Barcelona (Part One)
Jeep Girl here...
In July of 2013, I had made some big changes in my life. I was starting to become more of the person I wanted to be. I was scrolling through my social media feed and I saw a post from a missionary I follow in Barcelona, Spain. John and his wife Brandi were good friends with one of my closest friends. I had heard stories about them and their grand love story for years. How Brandi had broken up with John and gone to Spain because God told her to, and how John followed her there and proposed. I met them on a couple of occasions and found them to be pretty inspiring people all around. They started a church in Barcelona called International Church of Barcelona and I watched through social media as they reached out to the city and made a very visible impact with the love and light of Jesus. Every time I saw their posts I felt as if I was going to cry. I didn't understand why I was looking at pictures of smiling people and I was being moved to tears. In the summer time they met outside underneath a tree, and something about that place made me feel like I was supposed to be there. I pushed it aside and accepted it as a fluke.

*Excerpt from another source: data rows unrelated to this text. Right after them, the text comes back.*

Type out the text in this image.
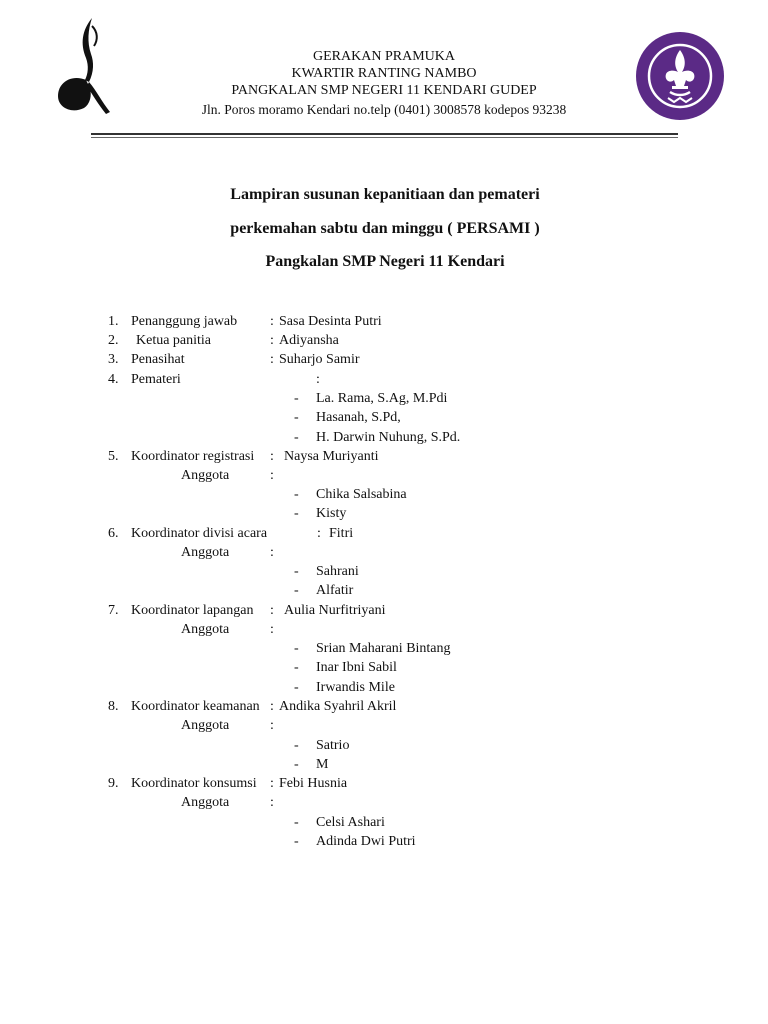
GERAKAN PRAMUKA
KWARTIR RANTING NAMBO
PANGKALAN SMP NEGERI 11 KENDARI GUDEP
Jln. Poros moramo Kendari no.telp (0401) 3008578 kodepos 93238
Lampiran susunan kepanitiaan dan pemateri
perkemahan sabtu dan minggu ( PERSAMI )
Pangkalan SMP Negeri 11 Kendari
1. Penanggung jawab : Sasa Desinta Putri
2. Ketua panitia	: Adiyansha
3. Penasihat	: Suharjo Samir
4. Pemateri	:
- La. Rama, S.Ag, M.Pdi
- Hasanah, S.Pd,
- H. Darwin Nuhung, S.Pd.
5. Koordinator registrasi : Naysa Muriyanti
Anggota	:
- Chika Salsabina
- Kisty
6. Koordinator divisi acara	: Fitri
Anggota	:
- Sahrani
- Alfatir
7. Koordinator lapangan : Aulia Nurfitriyani
Anggota	:
- Srian Maharani Bintang
- Inar Ibni Sabil
- Irwandis Mile
8. Koordinator keamanan : Andika Syahril Akril
Anggota	:
- Satrio
- M
9. Koordinator konsumsi : Febi Husnia
Anggota	:
- Celsi Ashari
- Adinda Dwi Putri
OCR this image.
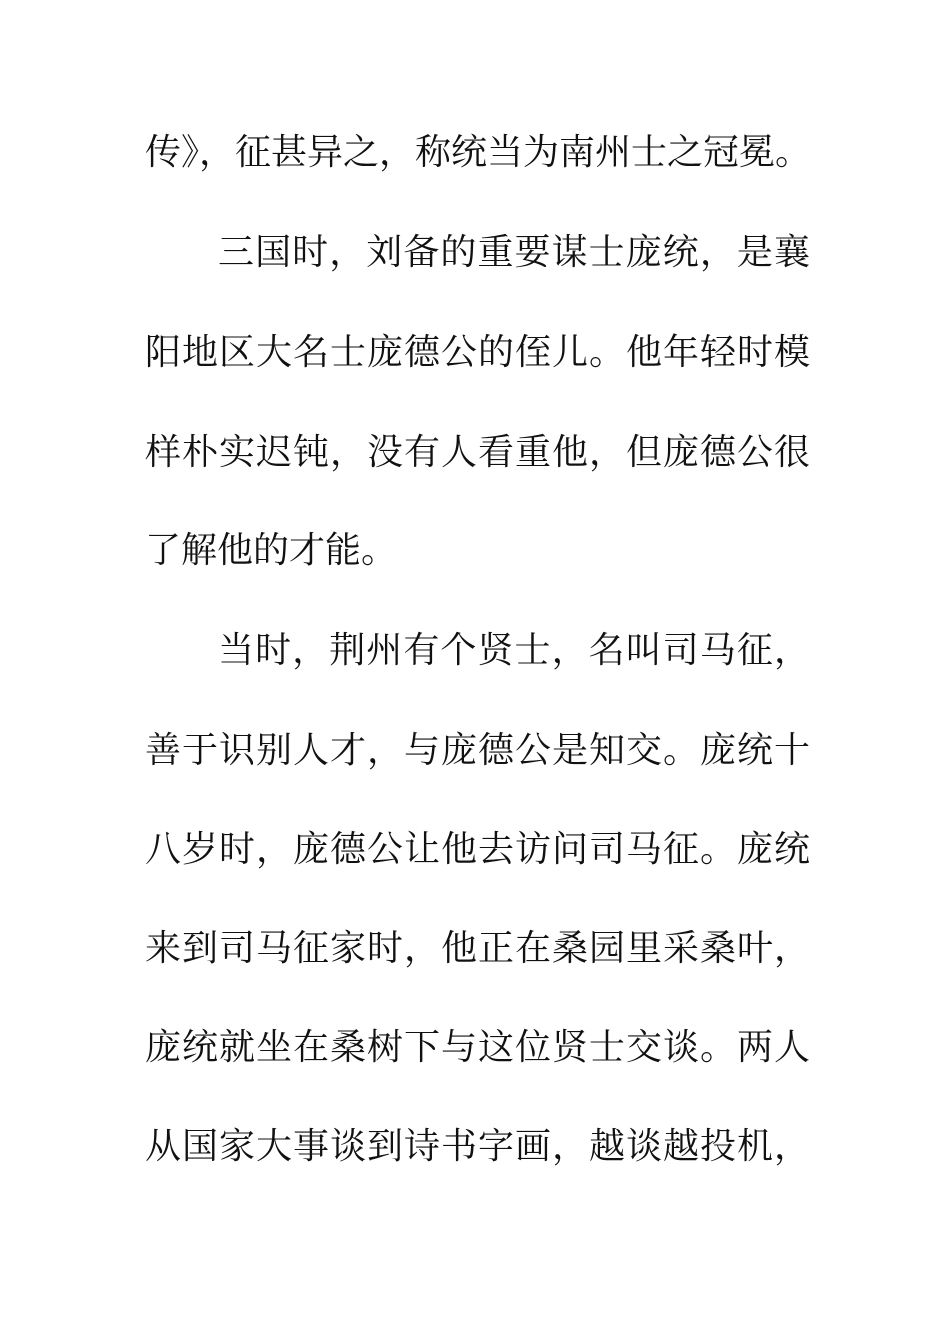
传》，征甚异之，称统当为南州士之冠冕。
三国时，刘备的重要谋士庞统，是襄
阳地区大名士庞德公的侄儿。他年轻时模
样朴实迟钝，没有人看重他，但庞德公很
了解他的才能。
当时，荆州有个贤士，名叫司马征，
善于识别人才，与庞德公是知交。庞统十
八岁时，庞德公让他去访问司马征。庞统
来到司马征家时，他正在桑园里采桑叶，
庞统就坐在桑树下与这位贤士交谈。两人
从国家大事谈到诗书字画，越谈越投机，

The probelm was, it kept happening. Soon I couldn't ignore it. One day in a moment of frustration to do with my job, I was crying to a friend and she asked me what I was going to do about the job situation. Then with my arms held above my head I dramatically exclaimed, "I'm going to go to Spain!" We both laughed, because it was completley out of context of the conversation and I wasn't exactly sure why I had said it.
That event definetly got my attention, so I started a converstion with the Holy Spirit. I asked Him if he wanted me to go to Spain. He simply said "yes," but I ignored that for several months. During that time I would tell various friends about my outlandish outburst and how I thought God was trying to say something to me, but I just didn't know what. I can laugh about it now because it is so blarlingly obvious, but in the moment I felt confused. I didn't understand why I should go. I had no money to go. I wondered if I was going for the right reasons or if I was just trying to escape from something, and finally, I was afraid. Yep, there it is. They thing that keeps me from doing all things worth doing. FEAR.
I was afraid because I had never been out of the country and I didn't want to go alone. I don't like being alone. I mean, I really don't like being alone. It is my greatest fear. I started to tell God all the reasons why this was absolutly not a good idea.
1. The only Spanish I know is Yo quiero Taco Bell.
2. As much as I wanted to believe in Unicorns and big magic pots of gold at the ends of the rainbows, as far as I can tell money really does not grow on trees. (Unless you work in landscaping in which case, it kind of does.)
3. I didn't think I had much to offer them in the way of skill, unless they wanted someone who specialized in embarrasing moments. Not creating them for others, but in creating them for myself.
4. I didn't trust that I could get myself half way around the world and back without ending up dead in a ditch some where my parents would never find me, for which a Lifetime movie would definetly be made.
I had visons of ending up as a missing person and being tortured. All the worst things you could imagine flooded my imagination. You see it's very helpful in some situtaions to have an over active imagination, such as getting yourself out of unforseen trouble, but in this one it was not.
Eventually, I felt like God was just like "Ok, stop freaking out, and trust me." So I sent a facebook message to John and Brandi about coming for a week or two to serve their church. They responded quickly and happily extended an invitation to come. They said they would have an apartment for me to stay in and everything! The catch was that they suggested I stay a month or two since it is so expensive to come. Makes total logical sense right? Of coure it does. Only, who can take a month off work to go to Spain? I mean who lives like that? It seemed completley out of the question for me! Then of course there was still the issue of money. It cost nearly four thousand dollars just for a plane ticket, not to mention food and other travel expenses. I worked for a non-profit meaning I worked very long hours for very little pay. Don't get me wrong, I loved every minute, but I couldn't just stop helping homeless families for a month. We were short handed as it was. So, I decided that I must have misunderstood. God did not intend for me to go to Spain. That was just a crazy idea in my own head.
I'm ashamed to say, I didn't even message John and Brandi back. I just kind of left it hanging there. I put it away neatly in a box in my head where I keep things that are probably never going to happen, and I moved on with my life. I knew it wasn't very "Jeep Girl" of me, but I wasn't ready yet.
So I'm wondering, do you have a box like that? What's in it?